Siena’s Interactive Research Assistant (SIRA): Dr. Small

Information Extraction (IE) is an important and growing field, in part because of the development of ubiquitous social media networking millions of people and producing huge collections of textual information. IE has its roots in AI (Artificial Intelligence) fields including machine learning, logic and search algorithms, computational linguistics, and pattern recognition. This project will participate in the TREC 2014 Session track. Typical users will enter an initial query into a search engine, review some results, possibly copy information, reformulate the query, and repeat this process several times until they are satisfied they have found the information they require. The TREC Session track explores the possibility of improving information retrieval results by utilizing the activity of a user during their entire search session. (Information about the Session track can be found at


Siena Environmental Review Project (SERP): Drs. Booker and Small 

Each year we are faced with new and complex environmental dilemmas. In confronting these, we use a variety of opportunities for public participation to potentially shape and inform policy and regulations. But much of this public input is difficult to catalog and process: in the end it is much less useful than it should be. At Siena we have developed an automated approach to process and “understand” public input to the environmental review process. We have focused on the public comments for potential regulation of natural gas extraction using hydraulic fracturing (fracking) in New York State. This summer’s project will build on previous student work by using computational techniques to better understand and interpret attitudes towards fracking contained in hundreds of thousands of pages of public comments contained in over 10GB of data.

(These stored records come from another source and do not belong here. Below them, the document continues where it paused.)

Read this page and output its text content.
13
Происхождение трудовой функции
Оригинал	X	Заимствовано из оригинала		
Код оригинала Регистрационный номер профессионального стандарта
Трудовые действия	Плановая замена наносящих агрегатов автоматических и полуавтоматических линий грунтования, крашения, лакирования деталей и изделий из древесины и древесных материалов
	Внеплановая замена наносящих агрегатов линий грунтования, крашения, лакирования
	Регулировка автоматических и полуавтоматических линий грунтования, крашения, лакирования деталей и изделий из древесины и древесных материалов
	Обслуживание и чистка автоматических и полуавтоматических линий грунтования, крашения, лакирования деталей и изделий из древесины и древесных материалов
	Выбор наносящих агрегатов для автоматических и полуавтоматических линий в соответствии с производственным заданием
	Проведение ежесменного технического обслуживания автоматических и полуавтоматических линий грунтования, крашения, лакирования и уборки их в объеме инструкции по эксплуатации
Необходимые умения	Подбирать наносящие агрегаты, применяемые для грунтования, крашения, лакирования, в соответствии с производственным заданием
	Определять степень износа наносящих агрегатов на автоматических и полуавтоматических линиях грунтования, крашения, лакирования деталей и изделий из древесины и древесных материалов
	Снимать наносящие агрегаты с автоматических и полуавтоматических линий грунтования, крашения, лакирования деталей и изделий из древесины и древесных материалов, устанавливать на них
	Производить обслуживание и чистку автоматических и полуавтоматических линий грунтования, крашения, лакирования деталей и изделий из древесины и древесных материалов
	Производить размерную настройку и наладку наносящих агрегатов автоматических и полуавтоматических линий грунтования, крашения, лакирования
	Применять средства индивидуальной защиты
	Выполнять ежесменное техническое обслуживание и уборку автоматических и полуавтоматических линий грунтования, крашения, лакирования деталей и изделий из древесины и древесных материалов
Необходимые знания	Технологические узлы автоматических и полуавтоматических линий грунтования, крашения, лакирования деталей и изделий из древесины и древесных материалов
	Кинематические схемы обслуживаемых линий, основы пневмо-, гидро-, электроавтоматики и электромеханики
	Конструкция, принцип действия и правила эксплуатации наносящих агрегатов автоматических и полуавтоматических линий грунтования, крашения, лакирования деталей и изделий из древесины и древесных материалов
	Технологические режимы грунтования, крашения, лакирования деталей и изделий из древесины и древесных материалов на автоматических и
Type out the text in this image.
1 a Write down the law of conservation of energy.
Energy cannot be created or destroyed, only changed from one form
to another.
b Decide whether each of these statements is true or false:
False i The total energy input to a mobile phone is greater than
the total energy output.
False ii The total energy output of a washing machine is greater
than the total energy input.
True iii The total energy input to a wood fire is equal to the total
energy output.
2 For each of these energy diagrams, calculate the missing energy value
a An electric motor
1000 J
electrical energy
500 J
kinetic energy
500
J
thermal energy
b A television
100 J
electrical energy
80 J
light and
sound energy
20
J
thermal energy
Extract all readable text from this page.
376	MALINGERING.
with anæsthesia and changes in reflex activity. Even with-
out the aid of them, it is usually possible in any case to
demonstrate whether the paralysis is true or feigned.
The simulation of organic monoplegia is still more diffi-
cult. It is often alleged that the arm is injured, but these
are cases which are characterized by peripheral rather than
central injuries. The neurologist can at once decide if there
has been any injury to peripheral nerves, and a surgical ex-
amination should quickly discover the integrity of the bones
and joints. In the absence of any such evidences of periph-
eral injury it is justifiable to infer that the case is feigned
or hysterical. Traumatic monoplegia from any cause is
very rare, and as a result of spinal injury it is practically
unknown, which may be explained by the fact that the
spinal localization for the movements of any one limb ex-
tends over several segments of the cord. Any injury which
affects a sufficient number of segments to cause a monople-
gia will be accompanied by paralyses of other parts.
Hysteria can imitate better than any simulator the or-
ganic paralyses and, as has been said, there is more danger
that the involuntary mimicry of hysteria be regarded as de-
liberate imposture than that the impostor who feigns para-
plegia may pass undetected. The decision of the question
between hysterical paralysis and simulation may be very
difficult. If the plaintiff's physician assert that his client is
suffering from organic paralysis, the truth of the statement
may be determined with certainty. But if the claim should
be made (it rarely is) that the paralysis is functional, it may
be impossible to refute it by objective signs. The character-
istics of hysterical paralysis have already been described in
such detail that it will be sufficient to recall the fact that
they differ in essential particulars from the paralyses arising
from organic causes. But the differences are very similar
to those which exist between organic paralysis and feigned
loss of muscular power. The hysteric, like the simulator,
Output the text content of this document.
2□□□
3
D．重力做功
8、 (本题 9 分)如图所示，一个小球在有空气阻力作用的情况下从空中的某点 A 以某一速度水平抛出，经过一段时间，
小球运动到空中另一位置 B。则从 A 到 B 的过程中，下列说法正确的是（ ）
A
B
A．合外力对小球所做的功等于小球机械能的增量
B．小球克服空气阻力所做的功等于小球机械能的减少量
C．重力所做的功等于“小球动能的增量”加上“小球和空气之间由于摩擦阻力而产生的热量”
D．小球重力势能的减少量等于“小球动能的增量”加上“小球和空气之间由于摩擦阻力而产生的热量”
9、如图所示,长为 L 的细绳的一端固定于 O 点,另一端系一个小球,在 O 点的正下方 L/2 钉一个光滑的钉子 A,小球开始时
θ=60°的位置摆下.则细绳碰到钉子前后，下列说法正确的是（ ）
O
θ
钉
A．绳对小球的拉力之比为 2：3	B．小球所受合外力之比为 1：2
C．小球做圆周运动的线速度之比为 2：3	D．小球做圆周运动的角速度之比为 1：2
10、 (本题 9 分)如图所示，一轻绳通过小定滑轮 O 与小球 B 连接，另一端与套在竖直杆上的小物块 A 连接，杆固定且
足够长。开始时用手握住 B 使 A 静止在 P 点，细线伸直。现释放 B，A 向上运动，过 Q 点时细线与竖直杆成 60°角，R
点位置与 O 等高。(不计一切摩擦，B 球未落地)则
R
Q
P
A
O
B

Siena’s Twitter Information Retrieval System (STIRS): Dr. Lim

Microblogs, such as Twitter, are commonplace in our society and are now fertile grounds for scientific inquiry.  This project will investigate algorithms for information retrieval from microblog source material.  This project will involve the TREC (Text Retrieval Competition and Conference) microblog track that brings together participants from across the globe to develop systems that will accept a given topic of interest and return a ranked list of relevant microblog entries.  (Information about the Microblog track can be found at Participants should be familiar with a high level language (preferably Java).  Experience with Lucene is highly desirable but not required.


Siena College Analytical Typology to Trace Expository Rap (SCATTER): Drs. Eccarius-Kelly and Small

When ideologically motivated groups and organizations feel marginalized or disrespected, they sometimes engage in acts of violence to demonstrate power or to implement social change. At Siena College, an interest in tracing particular groups' willingness to increase or decrease violent tactics was tested by using textual analysis related to several internationally active guerrilla organizations.

This summer's project will focus on applying computational techniques to examine the increase or decrease of calls for violent action articulated in the lyrics of rap and hip hop music. Three particular areas will be examined: a) changes in politically motivated calls for violence, b) changes in the levels of misogynistic articulations, and c) changes in the types of targets within the establishment (police, economic leaders, etc.) The project's intent is to identify changes related to levels of violence over time and shape appropriate policy responses.


Siena’s Medical Information Retrieval System (SMIRS): Dr. Medsker

The National Institute of Standards and Technology (NIST) has been running an annual Text Retrieval Competition and Conference (TREC) since 1992.  This is a premier conference that offers researchers in the field of Computational Linguistics the opportunity to showcase their work and compare their results against other leading researchers.  Our Siena research team will participate in the TREC 2012 Medical Records Track.  The goal of the legal track is to develop search technologies that meet the needs of health professionals to engage in effective discovery in digital document collections.  Specifically, our MIRS research team will develop a system that will accept a given topic of interest, searches a medical report corpus, and return a ranked list of relevant documents, for example with the goal of setting up clinical trials.